Henry Agincourt Allen, better known as King Henry, is an American record producer and DJ born in Santa Monica, California. He moved to Corrales, New Mexico in 1992, at age three. He attended Chapman University in Orange, California, where he studied and practiced music. This began his musical journey, which spiraled into his career as a producer and DJ.

After this time, Allen moved to Los Angeles, where he began being noticed for his productions, landing him an internship in the studio with DJ and record producer Diplo.

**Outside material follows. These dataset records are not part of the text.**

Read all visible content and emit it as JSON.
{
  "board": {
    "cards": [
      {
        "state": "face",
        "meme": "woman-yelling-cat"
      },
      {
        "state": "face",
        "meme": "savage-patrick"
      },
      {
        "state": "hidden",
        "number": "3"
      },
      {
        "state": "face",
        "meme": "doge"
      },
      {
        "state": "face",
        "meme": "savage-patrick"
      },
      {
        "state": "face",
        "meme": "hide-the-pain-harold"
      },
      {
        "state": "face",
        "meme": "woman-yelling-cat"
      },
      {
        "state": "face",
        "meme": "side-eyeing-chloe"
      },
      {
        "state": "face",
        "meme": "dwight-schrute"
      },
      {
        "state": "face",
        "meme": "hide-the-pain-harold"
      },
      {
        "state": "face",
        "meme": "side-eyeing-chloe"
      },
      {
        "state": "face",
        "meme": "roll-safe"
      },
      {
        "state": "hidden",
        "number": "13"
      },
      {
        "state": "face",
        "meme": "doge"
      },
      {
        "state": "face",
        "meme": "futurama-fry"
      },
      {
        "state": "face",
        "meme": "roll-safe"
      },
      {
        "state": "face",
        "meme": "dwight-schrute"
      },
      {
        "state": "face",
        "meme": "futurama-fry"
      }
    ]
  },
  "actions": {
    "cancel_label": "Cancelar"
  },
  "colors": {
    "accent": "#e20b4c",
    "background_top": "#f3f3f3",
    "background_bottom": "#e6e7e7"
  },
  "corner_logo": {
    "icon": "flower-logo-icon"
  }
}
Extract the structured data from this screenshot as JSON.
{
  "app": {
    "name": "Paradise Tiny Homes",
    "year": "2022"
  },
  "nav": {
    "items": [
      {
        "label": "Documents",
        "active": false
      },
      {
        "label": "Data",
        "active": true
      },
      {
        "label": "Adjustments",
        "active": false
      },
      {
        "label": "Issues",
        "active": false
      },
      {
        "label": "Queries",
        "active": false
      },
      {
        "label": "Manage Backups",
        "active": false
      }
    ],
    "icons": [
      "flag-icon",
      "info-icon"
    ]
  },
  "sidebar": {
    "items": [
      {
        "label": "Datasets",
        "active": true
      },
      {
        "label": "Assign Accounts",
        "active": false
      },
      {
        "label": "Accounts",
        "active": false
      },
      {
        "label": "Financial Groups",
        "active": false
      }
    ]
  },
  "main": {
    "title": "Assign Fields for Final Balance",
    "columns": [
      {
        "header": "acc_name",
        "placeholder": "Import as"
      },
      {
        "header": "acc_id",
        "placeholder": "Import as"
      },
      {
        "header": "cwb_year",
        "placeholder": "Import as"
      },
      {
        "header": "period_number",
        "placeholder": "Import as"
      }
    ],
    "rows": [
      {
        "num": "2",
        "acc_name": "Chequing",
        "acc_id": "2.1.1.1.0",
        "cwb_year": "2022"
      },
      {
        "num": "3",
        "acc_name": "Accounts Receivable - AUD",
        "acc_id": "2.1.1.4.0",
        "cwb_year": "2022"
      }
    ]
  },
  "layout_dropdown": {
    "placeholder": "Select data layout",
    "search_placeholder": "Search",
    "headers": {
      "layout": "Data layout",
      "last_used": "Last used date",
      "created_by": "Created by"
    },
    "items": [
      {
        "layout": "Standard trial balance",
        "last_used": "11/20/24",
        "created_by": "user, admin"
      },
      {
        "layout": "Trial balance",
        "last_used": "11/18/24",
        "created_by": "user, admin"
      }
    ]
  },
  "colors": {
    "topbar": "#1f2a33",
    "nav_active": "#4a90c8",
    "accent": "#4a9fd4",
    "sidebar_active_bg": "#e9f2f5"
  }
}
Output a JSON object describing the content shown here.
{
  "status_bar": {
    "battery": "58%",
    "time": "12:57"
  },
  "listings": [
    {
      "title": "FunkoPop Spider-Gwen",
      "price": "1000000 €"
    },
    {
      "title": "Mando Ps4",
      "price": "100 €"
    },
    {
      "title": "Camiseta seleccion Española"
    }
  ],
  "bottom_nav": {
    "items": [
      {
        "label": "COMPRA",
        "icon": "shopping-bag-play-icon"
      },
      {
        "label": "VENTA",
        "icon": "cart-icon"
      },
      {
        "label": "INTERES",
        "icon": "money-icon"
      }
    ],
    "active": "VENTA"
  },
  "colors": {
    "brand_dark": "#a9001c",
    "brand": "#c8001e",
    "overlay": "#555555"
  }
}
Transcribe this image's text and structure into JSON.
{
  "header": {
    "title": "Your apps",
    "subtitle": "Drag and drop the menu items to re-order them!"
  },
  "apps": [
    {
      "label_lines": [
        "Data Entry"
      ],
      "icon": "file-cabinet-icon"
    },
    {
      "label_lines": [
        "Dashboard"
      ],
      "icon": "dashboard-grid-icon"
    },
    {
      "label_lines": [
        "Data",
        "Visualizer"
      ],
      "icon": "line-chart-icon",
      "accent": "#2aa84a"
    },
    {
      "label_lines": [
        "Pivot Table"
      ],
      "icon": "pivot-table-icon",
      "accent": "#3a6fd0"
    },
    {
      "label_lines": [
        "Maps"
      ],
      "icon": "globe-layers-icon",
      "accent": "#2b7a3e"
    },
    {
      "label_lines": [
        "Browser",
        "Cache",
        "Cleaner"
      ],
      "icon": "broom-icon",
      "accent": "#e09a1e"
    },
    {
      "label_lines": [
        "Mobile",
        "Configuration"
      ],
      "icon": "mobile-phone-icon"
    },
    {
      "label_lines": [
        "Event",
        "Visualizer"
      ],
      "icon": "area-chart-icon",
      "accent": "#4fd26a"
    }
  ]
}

Allen now writes and produces alongside Diplo and is involved in most of the DJ's projects, including solo releases such as those by Major Lazer and production for other artists like Beyoncé, Justin Bieber, Charli XCX, Mark Ronson, The Weeknd, Desiigner, Madison Beer, Sting, Kiesza, and many more.

Career
At age eighteen, Allen's studies in classical guitar would lead to the genesis of his career as a music producer. Initially, he didn't think that his music would focus on a mainstream sound. In fact, he admitted "I really wasn't super interested in making 'pop' music at all", but after his first few success stories, including co-writing and co-producing Major Lazer's chart topper "Cold Water" and receiving a Grammy nomination for "All Night" from Beyoncé's renowned album Lemonade, his mind was changed about the pop world.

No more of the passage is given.